To fully understand the influence of these various cancer etiologies on COVID-19 outcomes, it is first necessary to understand their impact on SARS-CoV-2 entry / infection and any existing immune cascade. or later. Angiotensin-converting enzyme 2 (ACE2) expression in lung epithelial cells was higher in the elderly, smokers, and / or people with smoking-related illnesses, including obstructive pulmonary disease chronic (COPD).

In addition, the expression of transmembrane serine protease 2 (TMPRSS2), a membrane-bound serine protease that acts in tandem with ACE2 to increase the entry of SARS-CoV-2, is elevated in cancer of the prostate, where it is induced by the androgen receptor (AR).

In two recent studies, patients with prostate cancer (cancer of the common cold) who were not treated with androgen deprivation therapy (ADT) were more likely to get SARS-CoV-2, suggesting a link between increased expression of TMPRSS2 and the development of severe COVID-19 in patients with cold tumors such as prostate cancer.
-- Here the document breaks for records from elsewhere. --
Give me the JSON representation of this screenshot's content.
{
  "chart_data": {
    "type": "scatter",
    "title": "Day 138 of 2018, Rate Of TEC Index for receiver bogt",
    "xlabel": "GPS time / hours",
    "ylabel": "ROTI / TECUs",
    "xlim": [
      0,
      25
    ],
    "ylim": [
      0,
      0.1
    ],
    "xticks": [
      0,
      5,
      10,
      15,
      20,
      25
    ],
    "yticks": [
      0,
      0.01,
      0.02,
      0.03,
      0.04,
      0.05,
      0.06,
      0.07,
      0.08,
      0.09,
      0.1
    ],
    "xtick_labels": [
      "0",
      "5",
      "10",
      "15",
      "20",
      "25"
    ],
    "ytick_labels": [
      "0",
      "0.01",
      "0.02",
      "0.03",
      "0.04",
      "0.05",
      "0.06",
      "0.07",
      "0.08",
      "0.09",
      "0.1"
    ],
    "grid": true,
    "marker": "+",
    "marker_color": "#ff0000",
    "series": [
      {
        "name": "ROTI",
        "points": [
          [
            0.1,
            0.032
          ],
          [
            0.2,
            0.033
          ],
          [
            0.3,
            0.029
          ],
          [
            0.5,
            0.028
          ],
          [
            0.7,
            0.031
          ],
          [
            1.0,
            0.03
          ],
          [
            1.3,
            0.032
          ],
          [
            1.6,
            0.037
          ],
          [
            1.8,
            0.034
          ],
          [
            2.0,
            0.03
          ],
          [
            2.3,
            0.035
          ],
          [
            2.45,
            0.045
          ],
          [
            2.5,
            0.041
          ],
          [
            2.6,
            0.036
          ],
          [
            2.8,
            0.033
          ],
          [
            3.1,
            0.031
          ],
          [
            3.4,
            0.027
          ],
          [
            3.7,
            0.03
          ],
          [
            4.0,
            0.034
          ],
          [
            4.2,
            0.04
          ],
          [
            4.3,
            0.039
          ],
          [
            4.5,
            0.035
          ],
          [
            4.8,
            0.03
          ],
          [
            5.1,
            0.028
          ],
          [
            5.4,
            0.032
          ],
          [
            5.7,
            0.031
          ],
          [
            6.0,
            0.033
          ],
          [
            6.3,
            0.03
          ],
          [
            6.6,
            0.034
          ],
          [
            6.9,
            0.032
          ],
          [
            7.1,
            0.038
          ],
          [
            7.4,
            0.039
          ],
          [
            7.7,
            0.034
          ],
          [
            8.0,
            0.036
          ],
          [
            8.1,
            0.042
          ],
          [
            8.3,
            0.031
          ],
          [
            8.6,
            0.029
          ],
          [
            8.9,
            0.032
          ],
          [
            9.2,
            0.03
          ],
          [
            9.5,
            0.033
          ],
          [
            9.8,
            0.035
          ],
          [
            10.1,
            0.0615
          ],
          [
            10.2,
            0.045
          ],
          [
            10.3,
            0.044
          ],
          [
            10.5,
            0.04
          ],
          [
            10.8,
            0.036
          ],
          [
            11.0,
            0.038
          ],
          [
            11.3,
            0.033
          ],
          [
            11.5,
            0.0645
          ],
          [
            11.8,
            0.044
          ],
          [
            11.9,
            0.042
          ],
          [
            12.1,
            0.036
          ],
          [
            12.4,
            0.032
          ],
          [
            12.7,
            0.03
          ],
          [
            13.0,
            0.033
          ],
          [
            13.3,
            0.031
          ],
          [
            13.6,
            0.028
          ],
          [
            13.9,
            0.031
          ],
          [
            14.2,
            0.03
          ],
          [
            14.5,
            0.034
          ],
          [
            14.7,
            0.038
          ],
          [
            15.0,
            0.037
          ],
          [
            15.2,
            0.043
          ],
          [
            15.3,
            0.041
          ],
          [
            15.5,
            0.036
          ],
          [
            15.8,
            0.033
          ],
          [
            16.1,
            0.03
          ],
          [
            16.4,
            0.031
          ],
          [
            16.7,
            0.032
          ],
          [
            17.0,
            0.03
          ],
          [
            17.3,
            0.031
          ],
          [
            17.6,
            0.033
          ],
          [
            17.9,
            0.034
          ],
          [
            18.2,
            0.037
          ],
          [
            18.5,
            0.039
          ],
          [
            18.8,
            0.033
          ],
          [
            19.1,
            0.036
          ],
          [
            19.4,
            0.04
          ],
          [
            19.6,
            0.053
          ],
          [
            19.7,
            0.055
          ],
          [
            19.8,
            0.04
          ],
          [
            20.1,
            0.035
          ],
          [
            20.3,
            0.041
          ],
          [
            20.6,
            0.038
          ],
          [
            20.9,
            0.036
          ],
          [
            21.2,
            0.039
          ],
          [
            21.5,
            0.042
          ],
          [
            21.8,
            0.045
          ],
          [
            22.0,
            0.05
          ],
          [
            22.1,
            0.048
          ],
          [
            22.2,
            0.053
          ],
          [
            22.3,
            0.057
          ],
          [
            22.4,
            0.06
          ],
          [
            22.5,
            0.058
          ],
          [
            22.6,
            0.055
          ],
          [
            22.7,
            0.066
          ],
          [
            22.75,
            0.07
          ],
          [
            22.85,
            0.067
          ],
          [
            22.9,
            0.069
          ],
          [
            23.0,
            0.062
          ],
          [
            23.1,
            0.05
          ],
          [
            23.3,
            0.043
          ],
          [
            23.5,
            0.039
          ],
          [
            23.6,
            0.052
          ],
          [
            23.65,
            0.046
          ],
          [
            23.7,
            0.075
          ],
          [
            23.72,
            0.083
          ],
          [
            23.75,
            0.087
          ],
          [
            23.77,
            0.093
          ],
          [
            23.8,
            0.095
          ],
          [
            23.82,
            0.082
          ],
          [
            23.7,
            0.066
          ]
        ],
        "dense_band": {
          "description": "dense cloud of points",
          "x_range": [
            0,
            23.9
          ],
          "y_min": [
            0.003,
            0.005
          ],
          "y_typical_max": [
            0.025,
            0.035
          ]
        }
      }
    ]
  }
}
Based on these results, it is possible that elevated expression of ACE2 and TMPRSS2, primarily due to pro-inflammatory conditions, in patients with variables related to lung cancer risk, could lead to titers. virals and the development of severe COVID-19.

There is very little information on specific innate immune responses to SARS-CoV-2 in cancer patients. Patients with malignant tumors have a weakened innate immune response, which makes them more susceptible to infection with SARS-CoV-2. Due to the improved immunologically compromised environment of warm malignant tumors compared to cold tumors, higher frequencies of adverse COVID-19 outcomes caused by deregulated innate immune responses are likely in patients with warm cancers than in patients with warm cancer. cold cancers.

Lung cancer (a burning cancer) has an active but weakened and / or fatigued lung tumor microenvironment (TME), resulting in a weakened innate immune response to SARS-CoV-2 infection. MTCT in lung cancer, which is infiltrated by immune cells and chronically inflamed, has an immunologically activated profile that may promote the disruption of innate immune responses against SARS-CoV-2 in the lungs.

Additionally, tumor cells can experience cytokine storms due to many underlying causes, which could affect the innate immune responses generated against SARS-CoV-2 infection and the severity of COVID-19. On the other hand, the disruption of the innate immune response following infection with SARS-CoV-2 can promote the growth of lung cancer and / or other cancers.


The current COVID-19 pandemic is affecting people who have a pre-existing immunocompromised profile (eg, cancer patients). Because cancer populations are so diverse (in terms of tumor type and treatment), inconsistent reports of negative results from SARS-CoV-2 infection have been recorded. The development of treatments that can prevent negative outcomes and promote healthy recovery will be facilitated by mechanical knowledge of the progression of infections in homogeneous cancer populations.